Fireworks warning after Market Deeping farmland blaze
People have been warned to take care around farmers’ fields after a stray firework set almost an acre of wheat alight.
Firefighters were called to tackle the blaze in a field off Duke Meadows in Market Deeping at about midnight on Sunday.
A large area of wheat had caught fire and the flames were spreading quickly.
The field is right next to a housing estate and people were being told to leave their houses and move their cars in case it spread further.
Thankfully no-one was hurt and the fire did not spread to any buildings, but roughly an acre of wheat was destroyed.
Police found firework packaging at the scene and are treating the fire as arson.
A spokesman said: “We’d like to speak to anyone who knows anything about the fire. This may have been a prank gone wrong but it could have been quite serious.”
The farmer, who asked not to be named, was thankful the damage was not too serious.
But they said it could have been a lot worse and urged people to think before they used fireworks, Chinese lanterns or other incendiary materials near crop fields.

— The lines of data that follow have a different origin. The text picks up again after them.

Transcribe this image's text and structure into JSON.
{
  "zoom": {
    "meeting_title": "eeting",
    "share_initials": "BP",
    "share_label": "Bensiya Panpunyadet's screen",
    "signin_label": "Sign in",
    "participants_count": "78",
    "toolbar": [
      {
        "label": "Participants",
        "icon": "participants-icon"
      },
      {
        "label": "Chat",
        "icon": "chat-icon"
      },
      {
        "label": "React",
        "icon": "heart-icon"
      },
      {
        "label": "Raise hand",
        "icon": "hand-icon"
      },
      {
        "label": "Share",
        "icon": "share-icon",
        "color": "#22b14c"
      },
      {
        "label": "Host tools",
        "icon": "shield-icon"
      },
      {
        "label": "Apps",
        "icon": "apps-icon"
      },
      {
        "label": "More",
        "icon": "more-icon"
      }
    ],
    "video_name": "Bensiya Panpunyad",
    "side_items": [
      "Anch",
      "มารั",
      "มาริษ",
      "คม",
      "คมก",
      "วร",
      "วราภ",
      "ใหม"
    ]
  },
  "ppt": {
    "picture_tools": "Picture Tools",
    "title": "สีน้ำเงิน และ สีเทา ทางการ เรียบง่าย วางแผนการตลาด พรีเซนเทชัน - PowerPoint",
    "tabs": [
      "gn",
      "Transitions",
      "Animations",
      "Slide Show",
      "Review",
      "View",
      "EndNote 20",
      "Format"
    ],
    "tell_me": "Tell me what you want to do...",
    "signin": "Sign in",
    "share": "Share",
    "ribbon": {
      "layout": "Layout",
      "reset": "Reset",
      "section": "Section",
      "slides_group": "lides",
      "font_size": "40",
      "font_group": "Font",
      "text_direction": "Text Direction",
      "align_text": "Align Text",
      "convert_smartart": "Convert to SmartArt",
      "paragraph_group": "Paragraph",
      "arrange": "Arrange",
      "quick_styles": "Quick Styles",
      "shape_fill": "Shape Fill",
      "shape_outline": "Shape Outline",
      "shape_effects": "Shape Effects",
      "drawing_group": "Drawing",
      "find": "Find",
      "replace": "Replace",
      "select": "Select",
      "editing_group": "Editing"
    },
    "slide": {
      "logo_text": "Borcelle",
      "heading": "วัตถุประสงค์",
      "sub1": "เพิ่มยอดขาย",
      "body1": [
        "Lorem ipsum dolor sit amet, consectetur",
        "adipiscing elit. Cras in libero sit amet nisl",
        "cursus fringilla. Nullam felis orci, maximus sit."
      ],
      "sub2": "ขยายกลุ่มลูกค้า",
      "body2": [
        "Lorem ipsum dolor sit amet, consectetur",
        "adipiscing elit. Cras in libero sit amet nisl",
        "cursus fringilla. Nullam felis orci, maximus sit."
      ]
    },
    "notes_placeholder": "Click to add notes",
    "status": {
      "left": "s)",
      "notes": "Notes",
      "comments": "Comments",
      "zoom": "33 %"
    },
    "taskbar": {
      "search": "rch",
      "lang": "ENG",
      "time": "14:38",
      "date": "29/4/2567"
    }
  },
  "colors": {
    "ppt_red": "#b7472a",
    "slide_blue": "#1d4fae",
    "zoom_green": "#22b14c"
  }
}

“It could have been very serious if the wind had been in another direction.
“And luckily the fire brigade came and put it out pretty promptly.
“If the whole field had gone up it would have been a big loss to us.”
The farmer said people sometimes didn’t understand that dangers posed by sparks near crops, particularly during the dry summer months.
They added: “I don’t suppose they realised that it would go up like that.
“You only need a discarded cigarette and a whole stack of straw can go up.
“We have had two or three straw fires in the last few years from children mucking about.”
The National Farmers’ Union county advisor for Lincolnshire, Andrew Wilson, said the cost to farmers of crop fires could be huge.
“The farmer has spent all that time and money growing the crop and then it’s suddenly lost.
“Sometimes these can be uninsurable losses.
“Anyone using fireworks, particularly at this time of year, should make sure they are nowhere near farmland.
“These are often remote locations and it can be very difficult for the fire brigade to put fires out.”
Mr Wilson said it was not just a field of wheat that was going up in smoke, but the livelihood of a farmer.
“It’s a field of wheat and until it’s harvested it’s a lot of money for the farmer,” he added.
The fire brought many people out of their homes. One, Mark Cook, of Countess Road, said he was woken up by a firework going off, so went outside to see the light of the fire reflected on the houses in his street.
“It was shocking to see how fast it spread,” he said.
Police have appealed for anyone who knows about the fireworks to come forward. Call 101 quoting incident 5 of August 3 with information.